Civil society organisations that focus on this topic have little time or opportunity to analyse the Bill and offer support to MPs who are looking to make democracy-supporting amendments to this Bill: Some MPs have already mentioned that the Government will again push this Bill through the Commons by force. Their stated intent is to resort to the House of Lords to work out and mitigate any excessive, unchecked, and undemocratic powers that this Bill would confer to the UK Government.
This is not due process.
The House of Commons is the lower house, and the House of Lords is the upper house of the Parliament of the United Kingdom. In practice, however, the House of Commons, by virtue of being constituted of elected representatives whilst the Lords is an unelected chamber, is now considered to be the supreme chamber of Parliament.
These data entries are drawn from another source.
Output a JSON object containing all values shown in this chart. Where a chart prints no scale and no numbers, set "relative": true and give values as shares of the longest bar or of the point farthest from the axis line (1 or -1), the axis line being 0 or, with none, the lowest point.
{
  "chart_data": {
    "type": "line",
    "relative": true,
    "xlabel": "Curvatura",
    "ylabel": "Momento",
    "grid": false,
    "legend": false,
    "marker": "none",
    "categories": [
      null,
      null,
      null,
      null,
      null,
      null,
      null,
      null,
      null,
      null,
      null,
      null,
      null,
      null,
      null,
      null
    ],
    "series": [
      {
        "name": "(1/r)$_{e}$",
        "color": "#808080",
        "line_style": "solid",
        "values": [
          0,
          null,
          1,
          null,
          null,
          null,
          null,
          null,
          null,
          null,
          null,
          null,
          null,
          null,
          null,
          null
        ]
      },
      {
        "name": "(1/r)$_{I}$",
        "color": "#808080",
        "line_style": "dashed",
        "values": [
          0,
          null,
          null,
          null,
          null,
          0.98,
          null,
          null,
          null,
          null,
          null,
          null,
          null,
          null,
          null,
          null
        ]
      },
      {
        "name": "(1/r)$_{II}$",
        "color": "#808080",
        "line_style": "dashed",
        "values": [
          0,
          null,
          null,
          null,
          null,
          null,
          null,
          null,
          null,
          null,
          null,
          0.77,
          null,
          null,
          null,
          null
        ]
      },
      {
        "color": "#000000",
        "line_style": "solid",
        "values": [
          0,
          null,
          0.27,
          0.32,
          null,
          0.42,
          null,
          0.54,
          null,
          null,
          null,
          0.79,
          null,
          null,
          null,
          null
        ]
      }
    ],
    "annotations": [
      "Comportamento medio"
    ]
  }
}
With the ability to pass the Bill by force, the only hope for mitigating this drive towards an Orwellian State rests on hope that the House of Lords will put a stop to its most controversial components.
Equally alarming as the maneuvering to pass the Bill by force is the reality that so few MPs were present in the House of Commons to consider a Bill that tramples core human rights. Most MPs who were present — from both sides of the House — expressed serious concern about the Bill’s expansion of State Powers without scrutiny or any real debate in Parliament.
As one MP, Mr. Marcus Fysh (Yeovil - Conservative — the chair of the all-party parliamentary group on digital identity) put it, when it concerns AI, "I finish by urging the Government to think hard about this stuff. It might seem troublesome, and they might want to forge ahead and do innovative things and all the rest of it, but this is such a serious moment in our history as a species. The way that data is handled is now fundamental to basic human rights and, I would increasingly argue, to the human condition. If we put the wrong frameworks in place and allow the wrong data to be shareable in the wrong way, that could have huge consequences for us."